The steps are as follows :

1. Create a 2d array ‘table’ where ‘table’[i] stores all possible elements at which LIS of length ‘i’ + 1 ends. Also, we need a ‘paths’ array where we can store at index ‘i’, an array whose last element will represent the number of LIS of length ‘i’ + 1. We will perform prefix queries on this array.
2. We also create a ‘lis’ array where at index ‘i’ we store the last element at which LIS of length ‘i’ + 1 ends. This will be an increasing sequence, so will directly binary search to find out the correct insert position of the current element.

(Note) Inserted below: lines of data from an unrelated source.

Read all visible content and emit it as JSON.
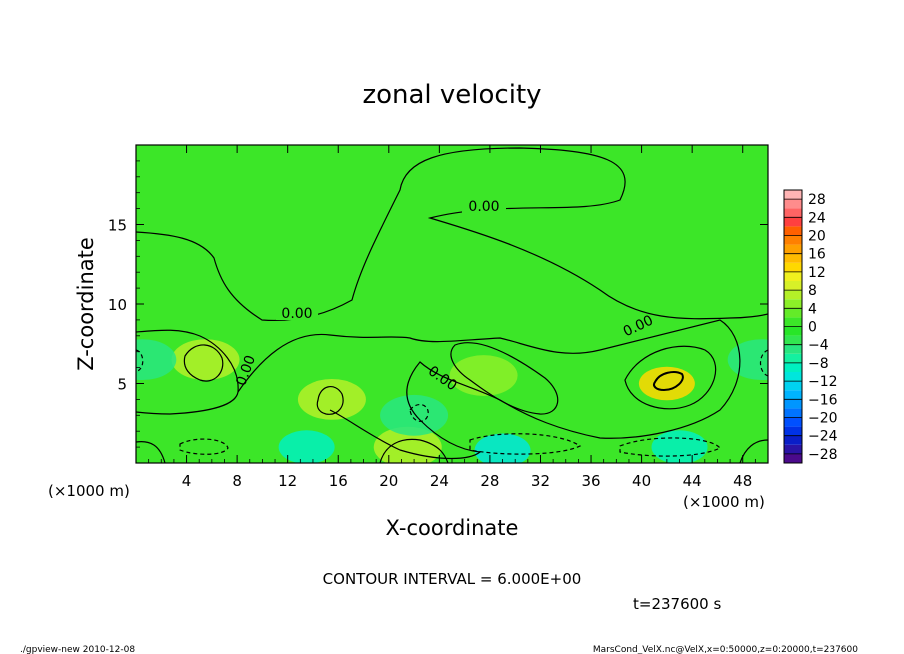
{
  "chart_data": {
    "type": "heatmap",
    "title": "zonal velocity",
    "xlabel": "X-coordinate",
    "ylabel": "Z-coordinate",
    "x_units": "(×1000 m)",
    "y_units": "(×1000 m)",
    "xlim": [
      0,
      50
    ],
    "ylim": [
      0,
      20
    ],
    "x_ticks": [
      4,
      8,
      12,
      16,
      20,
      24,
      28,
      32,
      36,
      40,
      44,
      48
    ],
    "y_ticks": [
      5,
      10,
      15
    ],
    "colorbar": {
      "labels": [
        28,
        24,
        20,
        16,
        12,
        8,
        4,
        0,
        -4,
        -8,
        -12,
        -16,
        -20,
        -24,
        -28
      ],
      "label_text": [
        "28",
        "24",
        "20",
        "16",
        "12",
        "8",
        "4",
        "0",
        "−4",
        "−8",
        "−12",
        "−16",
        "−20",
        "−24",
        "−28"
      ],
      "levels": [
        -30,
        -28,
        -26,
        -24,
        -22,
        -20,
        -18,
        -16,
        -14,
        -12,
        -10,
        -8,
        -6,
        -4,
        -2,
        0,
        2,
        4,
        6,
        8,
        10,
        12,
        14,
        16,
        18,
        20,
        22,
        24,
        26,
        28,
        30
      ],
      "colors": [
        "#4b0a8c",
        "#2a14a6",
        "#0a1ec8",
        "#0032e6",
        "#0050ff",
        "#0073ff",
        "#0096ff",
        "#00b4ff",
        "#00d2f0",
        "#00e6dc",
        "#00f0c0",
        "#14f0a0",
        "#28e680",
        "#32e650",
        "#28e628",
        "#3ce628",
        "#64eb28",
        "#8cf028",
        "#b4f028",
        "#d7f028",
        "#f0f01e",
        "#ffd800",
        "#ffbb00",
        "#ffa000",
        "#ff8000",
        "#ff6000",
        "#ff4040",
        "#ff6464",
        "#ff8c8c",
        "#ffb4b4"
      ]
    },
    "contour_labels": [
      "0.00",
      "0.00",
      "0.00",
      "0.00",
      "0.00"
    ],
    "contour_interval": "CONTOUR INTERVAL = 6.000E+00",
    "time": "t=237600 s",
    "features": [
      {
        "x": 5.5,
        "z": 6.5,
        "value": 7
      },
      {
        "x": 15.5,
        "z": 4.0,
        "value": 6
      },
      {
        "x": 27.5,
        "z": 5.5,
        "value": 5
      },
      {
        "x": 42.0,
        "z": 5.0,
        "value": 12
      },
      {
        "x": 21.5,
        "z": 1.0,
        "value": 6
      },
      {
        "x": 13.5,
        "z": 1.0,
        "value": -10
      },
      {
        "x": 29.0,
        "z": 0.8,
        "value": -12
      },
      {
        "x": 43.0,
        "z": 1.0,
        "value": -10
      },
      {
        "x": 22.0,
        "z": 3.0,
        "value": -6
      },
      {
        "x": 0.5,
        "z": 6.5,
        "value": -6
      },
      {
        "x": 49.5,
        "z": 6.5,
        "value": -6
      }
    ]
  },
  "footer": {
    "left": "./gpview-new  2010-12-08",
    "right": "MarsCond_VelX.nc@VelX,x=0:50000,z=0:20000,t=237600"
  }
}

3. for ‘a’ in [0 . . ‘n’ - 1]:
   • ‘i’ = lower_bound('lis', ‘arr’[a]), correct insert position of ‘arr’[a] in ‘lis’.
   • Initialize ‘k’ to 1.
   • if i > 0:
     • ‘j’ = upper_bound('table'[i], - 'arr'[a])
     • ‘k’ = ‘paths’[i - 1].back() - ‘paths’[i - 1][j]
   • 'table'[i].push_back(-'arr'[a]) 
   • If ‘i’ is equal to max size of increasing sequence i.e. ‘i’ == ‘lis’.size():
     • 'lis'.push_back(arr[a])
     • ‘paths’.push_back({0, k}), we push zero because we can directly subtract for prefix sum else we need to add one edge case.
   • else:
     • ‘lis’[i] = ‘arr’[a]
     • ‘paths’.push_back('paths'[i].back() + k)